Effect of tree species

The higher in-situ Si uptake by Douglas fir as compared with Black pine (Cornelis et al. 2010) is confirmed in this study of hydroponics in relation to tree seedlings. Since the ratios between actual and potential Si concentrations in leaves of both Douglas fir and Black pine are equivalent (Table 3), we conclude that tree species did not affect the Si uptake mechanisms, whatever the Si concentration in nutrient solution. Given the identical Si uptake mechanisms between the two species at realistic Si concentrations (0.2 mM) and the absence of an active Si uptake mode, the much lower accumulation of Si in leaves of Black pine seedlings cannot be directly explained by either a defective or absent transporter to absorb Si from cortical cells to the xylem (Ma and Yamaji 2006) or by a lower density of the Si transporter to absorb Si from the external solution to the cortical cells (Mitani and Ma 2005). The contrasting Si uptake by Douglas fir and Black pine in hydroponics is likely due to the significant difference in transpiration rates. Thus, the in situ contrast in Si uptake in an experimental forest site with identical soil and climatic conditions (Cornelis et al. 2010) could be mainly explained by different transpiration rates. This confirms the following results: (i) the major role of transpiration in Si accumulation in fir leaves (Bartoli and Souchier 1978), (ii) the leaf area index (LAI), that strongly controls the transpiration rates in trees, is 2 times higher for fir species than for pine (Breda et al. 2002), and (iii) Si accumulates preferentially in the plant transpiration termini with greater amounts in the tip and middle of leaves (Sangster et al. 2007).

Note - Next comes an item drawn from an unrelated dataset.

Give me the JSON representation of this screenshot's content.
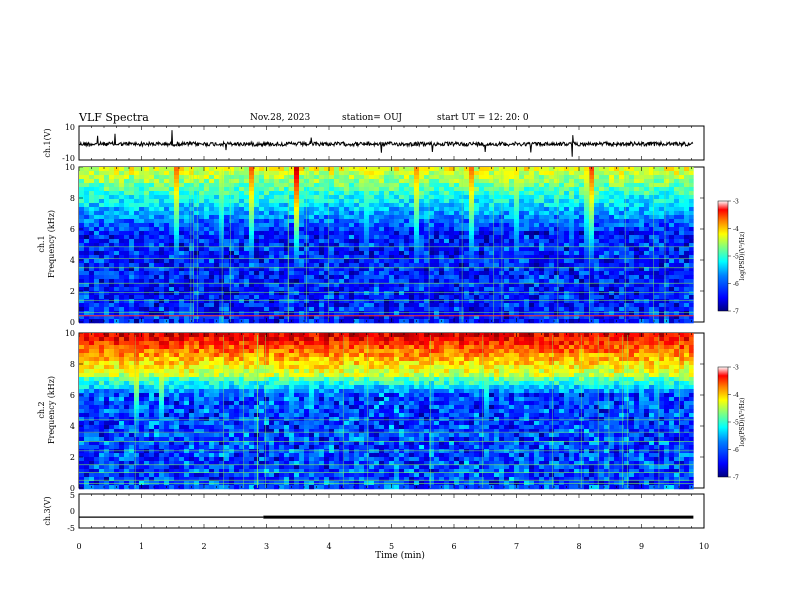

Note also a greater difference of Si concentration between fir and pine leaves collected on the forest site—5.3 and 0.2 mg Si g−1 dry matter respectively—than the ones measured after our hydroponics experiment—0.7 and 0.5 mg Si g−1 dry matter respectively. This could be explained by tree species impact on other processes that can influence directly or indirectly the Si uptake in the field site: (i) active uptake at Si concentrations lower than 0.2 mM in rhizospheric solution, and/or (ii) Si sinks in soil such as hydroxyaluminosilicates formation, Si sorption onto Fe oxides, opal-A precipitation and clay neoformation which influence the Si activity in rhizospheric solution.

Conclusions

This experimental study using tree seedlings in hydroponic conditions confirms the in-situ observation of higher Si accumulation in Douglas fir leaves as compared with those of Black pine. The mechanisms of Si uptake in hydroponics are identical between tree species: passive (mass-flow driven) uptake at realistic Si concentrations (0.2 mM) and rejective uptake at higher Si concentrations in nutrient solution. The contrasting Si accumulation in the leaves of coniferous tree seedlings could be attributed to the significant difference in the transpiration rates. The higher Si concentrations in nutrient solutions (0.8 and 1.6 mM) do not affect the growth of tree seedlings, probably because they are not subjected to stress conditions. This finding helps us to understand the mechanisms controlling the different Si uptakes by forest vegetations in order to better predict Si pathways in soil-tree systems. Besides the genetic difference controlling the transpiration rate, climatic and pedogenic factors would also influence the coniferous Si biocycling by modifying the water flow in the soil-tree system and Si activity in soil solution. Further study should be carried out in contrasting soil and climate conditions to assess the effect of various transpiration streams and pedogenic processes on Si uptake by forest vegetation and dissolved Si transfers to rivers.